Our primary research question targets the protein synthetic machinery as one of the primary sites for the regulation of gene expression and an important sensor of the status of cellular metabolite concentrations. The utilization of selenium exemplifies this relationship, and is required for the synthesis and function of an essential group of proteins that contain the amino acid selenocysteine (Sec). In fact, many selenoproteins are known to provide protection from cellular damage and transformation, thus making the synthesis and regulation of these proteins an essential area of research. Sec is incorporated into these proteins by a translational recoding event at specific Stop (UGA) codons that are found upstream of stable stem-loop structures known as Sec insertion sequence (SECIS) elements.
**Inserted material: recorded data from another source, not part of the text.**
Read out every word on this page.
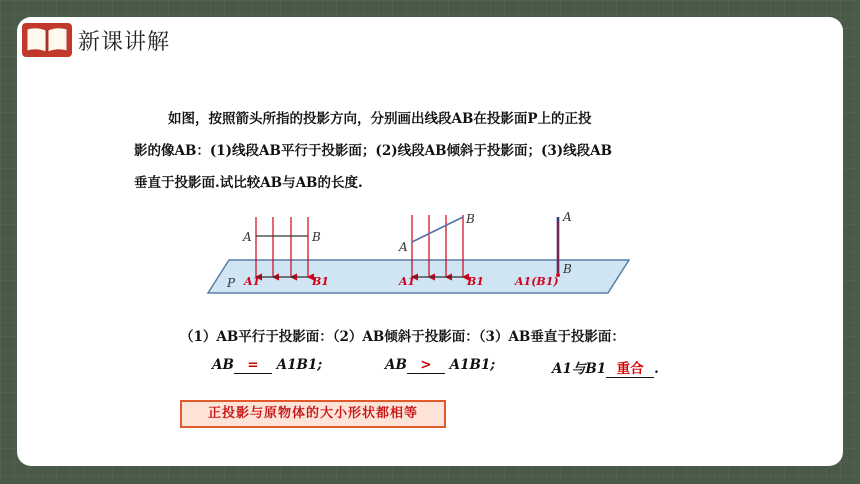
新课讲解

如图，按照箭头所指的投影方向，分别画出线段AB在投影面P上的正投

影的像AB：(1)线段AB平行于投影面；(2)线段AB倾斜于投影面；(3)线段AB

垂直于投影面.试比较AB与AB的长度.

P
A	B
A1	B1
A
B
A1	B1
A
B
A1(B1)
（1）AB平行于投影面：（2）AB倾斜于投影面：（3）AB垂直于投影面：
AB = A1B1;	AB > A1B1;	A1与B1 重合 .
正投影与原物体的大小形状都相等
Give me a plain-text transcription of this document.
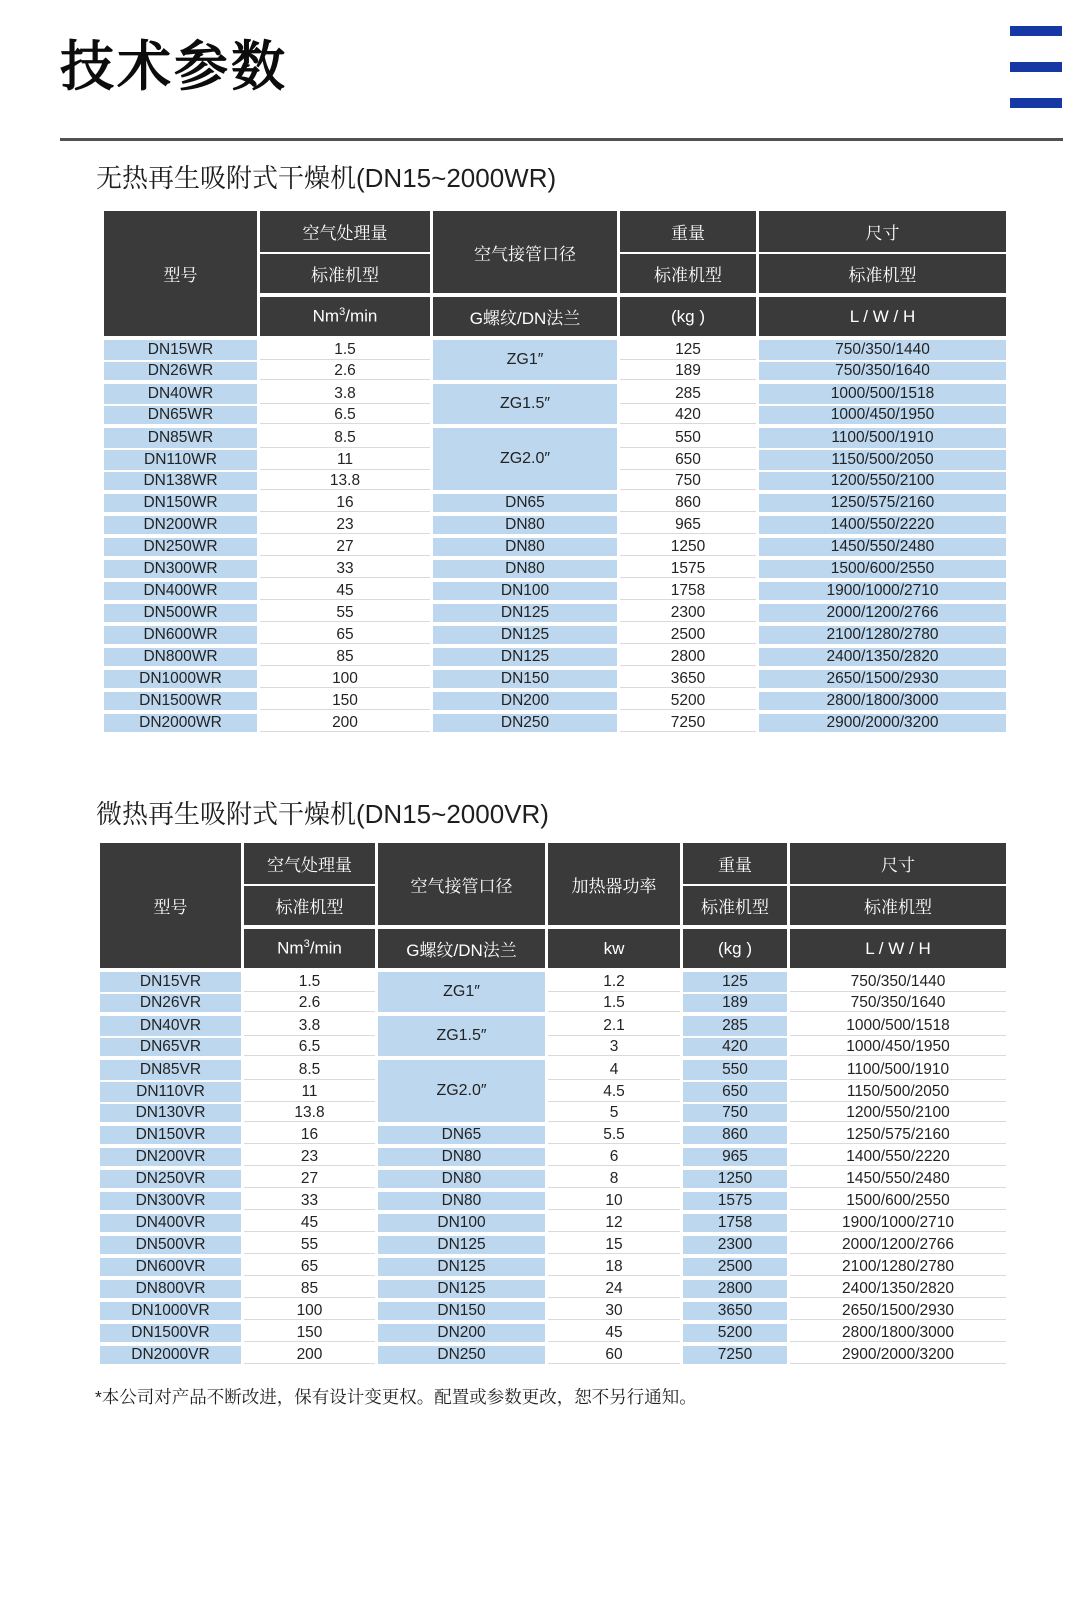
技术参数
无热再生吸附式干燥机(DN15~2000WR)
型号	空气处理量	空气接管口径	重量	尺寸
	标准机型		标准机型	标准机型
	Nm$^3$/min	G螺纹/DN法兰	(kg )	L / W / H
DN15WR	1.5	ZG1″	125	750/350/1440
DN26WR	2.6		189	750/350/1640
DN40WR	3.8	ZG1.5″	285	1000/500/1518
DN65WR	6.5		420	1000/450/1950
DN85WR	8.5	ZG2.0″	550	1100/500/1910
DN110WR	11		650	1150/500/2050
DN138WR	13.8		750	1200/550/2100
DN150WR	16	DN65	860	1250/575/2160
DN200WR	23	DN80	965	1400/550/2220
DN250WR	27	DN80	1250	1450/550/2480
DN300WR	33	DN80	1575	1500/600/2550
DN400WR	45	DN100	1758	1900/1000/2710
DN500WR	55	DN125	2300	2000/1200/2766
DN600WR	65	DN125	2500	2100/1280/2780
DN800WR	85	DN125	2800	2400/1350/2820
DN1000WR	100	DN150	3650	2650/1500/2930
DN1500WR	150	DN200	5200	2800/1800/3000
DN2000WR	200	DN250	7250	2900/2000/3200
微热再生吸附式干燥机(DN15~2000VR)
型号	空气处理量	空气接管口径	加热器功率	重量	尺寸
	标准机型			标准机型	标准机型
	Nm$^3$/min	G螺纹/DN法兰	kw	(kg )	L / W / H
DN15VR	1.5	ZG1″	1.2	125	750/350/1440
DN26VR	2.6		1.5	189	750/350/1640
DN40VR	3.8	ZG1.5″	2.1	285	1000/500/1518
DN65VR	6.5		3	420	1000/450/1950
DN85VR	8.5	ZG2.0″	4	550	1100/500/1910
DN110VR	11		4.5	650	1150/500/2050
DN130VR	13.8		5	750	1200/550/2100
DN150VR	16	DN65	5.5	860	1250/575/2160
DN200VR	23	DN80	6	965	1400/550/2220
DN250VR	27	DN80	8	1250	1450/550/2480
DN300VR	33	DN80	10	1575	1500/600/2550
DN400VR	45	DN100	12	1758	1900/1000/2710
DN500VR	55	DN125	15	2300	2000/1200/2766
DN600VR	65	DN125	18	2500	2100/1280/2780
DN800VR	85	DN125	24	2800	2400/1350/2820
DN1000VR	100	DN150	30	3650	2650/1500/2930
DN1500VR	150	DN200	45	5200	2800/1800/3000
DN2000VR	200	DN250	60	7250	2900/2000/3200

*本公司对产品不断改进，保有设计变更权。配置或参数更改，恕不另行通知。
While the UGA codon and the SECIS element are the only known cis-acting elements required for Sec incorporation, at least two trans-acting factors are also required: 1) the Sec-specific elongation factor (eEFSec) and 2) a SECIS binding protein (SBP2). One of the ultimate goals for selenocysteine research is to be able to specifically regulate the expression of potentially beneficial selenoproteins in vivo. In order to achieve this goal, we must understand all of the factors that contribute not only to the basic Sec incorporation reaction but also to the regulation of this process. In addition to characterizing the structure and function of the known factors, much of our work is designed to test hypotheses regarding the identity and function of novel factors involved in the synthesis of selenoproteins utilizing both mammalian systems and plant-based systems.